Makalah Studi Biografi Nabi Muhammad Saw
“Kondisi perkawinan sampai masa kerasulan nabi Muhammad Saw”
Dosen pengampu: Dra. Arfah Ibrahim, M. A.
Disusun oleh :
Sahibun Khalifa (230501004)
Program Studi Sejarah Dan Kebudayaan islam Fakultas Adab Dan Humaniora
Universitas Islam Negeri Ar-raniry Darussalam Banda Aceh
2024/2025
Kata pengantar
Dengan menyebut nama Allah SWT yang Maha Pengasih lagi Maha Penyayang, kami panjatkan puja dan puji syukur atas kehadirat-Nya, yang telah melimpahkan rahmat, hidayah, dan inayah-Nya kepada kami, sehingga kami dapat menyelesaikan makalah ini yang berjudul “Kondisi perkawinan sampai masa kerasulan nabi Muhammad Saw”.
Makalah ini telah kami susun dengan maksimal. Namun, makalah ini tidak akan selesai tanpa orang-orang tercinta di sekeliling saya yang mendukung dan membantu. Terima kasih saya sampaikan kepada:
1. Pimpinan Fakultas Adab dan Humaniora beserta jajarannya.
2. Dosen pengampu kami.
3. Teman-teman yang sudah membantu kami dalam membuat makalah ini.
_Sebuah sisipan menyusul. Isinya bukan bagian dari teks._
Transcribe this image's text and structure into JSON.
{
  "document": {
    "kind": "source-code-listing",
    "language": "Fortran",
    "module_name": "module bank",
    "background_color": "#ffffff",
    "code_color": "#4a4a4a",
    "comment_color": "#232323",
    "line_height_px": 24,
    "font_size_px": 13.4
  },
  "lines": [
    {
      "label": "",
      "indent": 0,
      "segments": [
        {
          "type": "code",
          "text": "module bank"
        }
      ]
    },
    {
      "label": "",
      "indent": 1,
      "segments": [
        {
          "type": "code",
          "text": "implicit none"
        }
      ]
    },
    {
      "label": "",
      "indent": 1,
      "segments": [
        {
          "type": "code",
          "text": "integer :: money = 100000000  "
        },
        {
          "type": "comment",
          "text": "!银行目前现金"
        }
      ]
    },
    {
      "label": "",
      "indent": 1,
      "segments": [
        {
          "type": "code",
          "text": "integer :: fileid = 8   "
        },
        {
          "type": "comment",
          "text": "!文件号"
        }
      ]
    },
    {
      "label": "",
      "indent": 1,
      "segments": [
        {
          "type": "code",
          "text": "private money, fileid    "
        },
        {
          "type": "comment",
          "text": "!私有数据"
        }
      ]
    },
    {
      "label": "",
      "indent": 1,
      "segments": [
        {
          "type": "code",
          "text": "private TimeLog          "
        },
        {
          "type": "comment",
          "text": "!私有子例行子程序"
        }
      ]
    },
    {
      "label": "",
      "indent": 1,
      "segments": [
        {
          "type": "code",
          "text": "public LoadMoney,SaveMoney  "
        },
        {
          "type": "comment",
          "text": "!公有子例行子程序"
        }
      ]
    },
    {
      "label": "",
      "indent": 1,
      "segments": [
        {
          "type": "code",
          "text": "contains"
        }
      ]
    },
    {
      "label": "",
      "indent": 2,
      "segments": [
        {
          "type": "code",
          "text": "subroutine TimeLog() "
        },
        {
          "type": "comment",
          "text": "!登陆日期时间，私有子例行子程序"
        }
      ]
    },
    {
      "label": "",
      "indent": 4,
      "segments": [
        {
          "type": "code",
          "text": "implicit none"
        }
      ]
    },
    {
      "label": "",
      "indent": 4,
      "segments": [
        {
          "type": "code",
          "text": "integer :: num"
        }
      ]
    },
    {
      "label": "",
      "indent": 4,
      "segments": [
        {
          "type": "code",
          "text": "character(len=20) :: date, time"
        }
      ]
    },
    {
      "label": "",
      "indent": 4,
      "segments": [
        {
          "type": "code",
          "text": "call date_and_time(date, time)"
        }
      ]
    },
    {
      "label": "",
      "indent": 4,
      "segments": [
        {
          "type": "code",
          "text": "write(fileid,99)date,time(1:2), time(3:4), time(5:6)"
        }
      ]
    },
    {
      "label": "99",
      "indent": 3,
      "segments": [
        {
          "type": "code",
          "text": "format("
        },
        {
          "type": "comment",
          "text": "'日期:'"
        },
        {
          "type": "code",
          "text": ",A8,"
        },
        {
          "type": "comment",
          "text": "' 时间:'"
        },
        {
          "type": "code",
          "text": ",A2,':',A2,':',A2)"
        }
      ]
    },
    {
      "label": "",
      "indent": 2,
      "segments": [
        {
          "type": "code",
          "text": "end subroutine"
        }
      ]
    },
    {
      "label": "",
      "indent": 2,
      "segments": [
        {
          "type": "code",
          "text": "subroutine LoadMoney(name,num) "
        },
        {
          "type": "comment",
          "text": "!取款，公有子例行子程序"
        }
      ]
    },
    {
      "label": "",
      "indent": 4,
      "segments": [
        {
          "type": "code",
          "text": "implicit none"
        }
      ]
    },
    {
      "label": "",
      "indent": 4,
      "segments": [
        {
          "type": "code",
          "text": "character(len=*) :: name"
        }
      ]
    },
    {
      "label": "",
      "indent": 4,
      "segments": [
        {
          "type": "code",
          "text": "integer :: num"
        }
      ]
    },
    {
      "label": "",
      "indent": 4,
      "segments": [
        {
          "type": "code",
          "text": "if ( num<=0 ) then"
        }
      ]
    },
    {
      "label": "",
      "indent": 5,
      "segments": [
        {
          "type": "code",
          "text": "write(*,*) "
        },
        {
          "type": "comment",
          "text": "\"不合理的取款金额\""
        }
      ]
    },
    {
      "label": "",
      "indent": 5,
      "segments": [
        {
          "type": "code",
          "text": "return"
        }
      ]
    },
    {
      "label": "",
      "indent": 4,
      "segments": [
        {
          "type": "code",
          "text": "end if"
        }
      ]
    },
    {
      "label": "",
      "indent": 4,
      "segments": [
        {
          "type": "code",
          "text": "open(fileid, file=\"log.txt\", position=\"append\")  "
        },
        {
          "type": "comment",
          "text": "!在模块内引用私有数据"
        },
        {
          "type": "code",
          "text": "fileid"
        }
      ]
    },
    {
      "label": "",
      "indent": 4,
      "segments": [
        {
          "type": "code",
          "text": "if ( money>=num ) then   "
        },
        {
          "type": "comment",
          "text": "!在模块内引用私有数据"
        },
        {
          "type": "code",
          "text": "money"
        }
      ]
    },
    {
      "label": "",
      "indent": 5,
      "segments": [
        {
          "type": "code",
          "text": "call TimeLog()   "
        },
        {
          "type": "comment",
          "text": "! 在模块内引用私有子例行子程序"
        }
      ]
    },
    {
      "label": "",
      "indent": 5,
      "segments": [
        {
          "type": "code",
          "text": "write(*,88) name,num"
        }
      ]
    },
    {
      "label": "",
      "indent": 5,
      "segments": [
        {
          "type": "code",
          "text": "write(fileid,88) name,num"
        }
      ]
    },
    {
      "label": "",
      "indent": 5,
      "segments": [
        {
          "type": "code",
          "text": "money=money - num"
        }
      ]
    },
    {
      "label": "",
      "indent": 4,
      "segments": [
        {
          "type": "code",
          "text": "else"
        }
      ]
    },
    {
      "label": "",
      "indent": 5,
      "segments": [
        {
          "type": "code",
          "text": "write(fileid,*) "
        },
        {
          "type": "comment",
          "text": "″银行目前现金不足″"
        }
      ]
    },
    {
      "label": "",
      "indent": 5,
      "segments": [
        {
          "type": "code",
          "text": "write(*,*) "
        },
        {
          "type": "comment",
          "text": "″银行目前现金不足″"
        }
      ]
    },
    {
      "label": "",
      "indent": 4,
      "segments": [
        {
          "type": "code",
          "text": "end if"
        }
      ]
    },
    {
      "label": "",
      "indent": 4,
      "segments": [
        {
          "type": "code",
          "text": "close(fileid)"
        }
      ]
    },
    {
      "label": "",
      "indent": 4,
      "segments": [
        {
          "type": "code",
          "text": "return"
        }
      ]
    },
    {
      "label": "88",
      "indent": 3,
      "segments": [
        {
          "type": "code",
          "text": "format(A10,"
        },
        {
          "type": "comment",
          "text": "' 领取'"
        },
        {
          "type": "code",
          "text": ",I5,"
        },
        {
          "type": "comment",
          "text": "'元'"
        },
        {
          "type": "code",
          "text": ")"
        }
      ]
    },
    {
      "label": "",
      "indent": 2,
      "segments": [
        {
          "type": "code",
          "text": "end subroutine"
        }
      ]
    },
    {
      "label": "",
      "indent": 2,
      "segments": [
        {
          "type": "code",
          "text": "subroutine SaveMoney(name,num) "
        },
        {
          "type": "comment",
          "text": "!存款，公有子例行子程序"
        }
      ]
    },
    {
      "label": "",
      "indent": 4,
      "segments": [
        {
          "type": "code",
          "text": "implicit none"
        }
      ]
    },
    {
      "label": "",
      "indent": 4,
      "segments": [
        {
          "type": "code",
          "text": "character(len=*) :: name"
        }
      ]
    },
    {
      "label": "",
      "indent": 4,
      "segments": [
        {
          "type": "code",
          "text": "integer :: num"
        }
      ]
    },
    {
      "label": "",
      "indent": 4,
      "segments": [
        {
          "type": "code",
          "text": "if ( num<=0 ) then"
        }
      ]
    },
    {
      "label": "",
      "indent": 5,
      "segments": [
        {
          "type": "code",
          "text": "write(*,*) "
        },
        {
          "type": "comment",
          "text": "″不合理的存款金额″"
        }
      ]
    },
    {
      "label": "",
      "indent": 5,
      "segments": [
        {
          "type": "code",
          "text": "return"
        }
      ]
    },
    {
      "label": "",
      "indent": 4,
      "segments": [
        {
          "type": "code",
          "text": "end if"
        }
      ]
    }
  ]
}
Semoga segala kebaikan dan pertolongan semuanya mendapat berkah dari Allah Swt. Dan akhirnya kami menyadari bahwa makalah ini masih jauh dari kata sempurna, karena keterbatasan ilmu yang saya miliki. Untuk itu kami dengan kerendahan hati mengharapkan saran dan kritik yang sifatnya membangun dari semua pihak demi membangun makalah ini.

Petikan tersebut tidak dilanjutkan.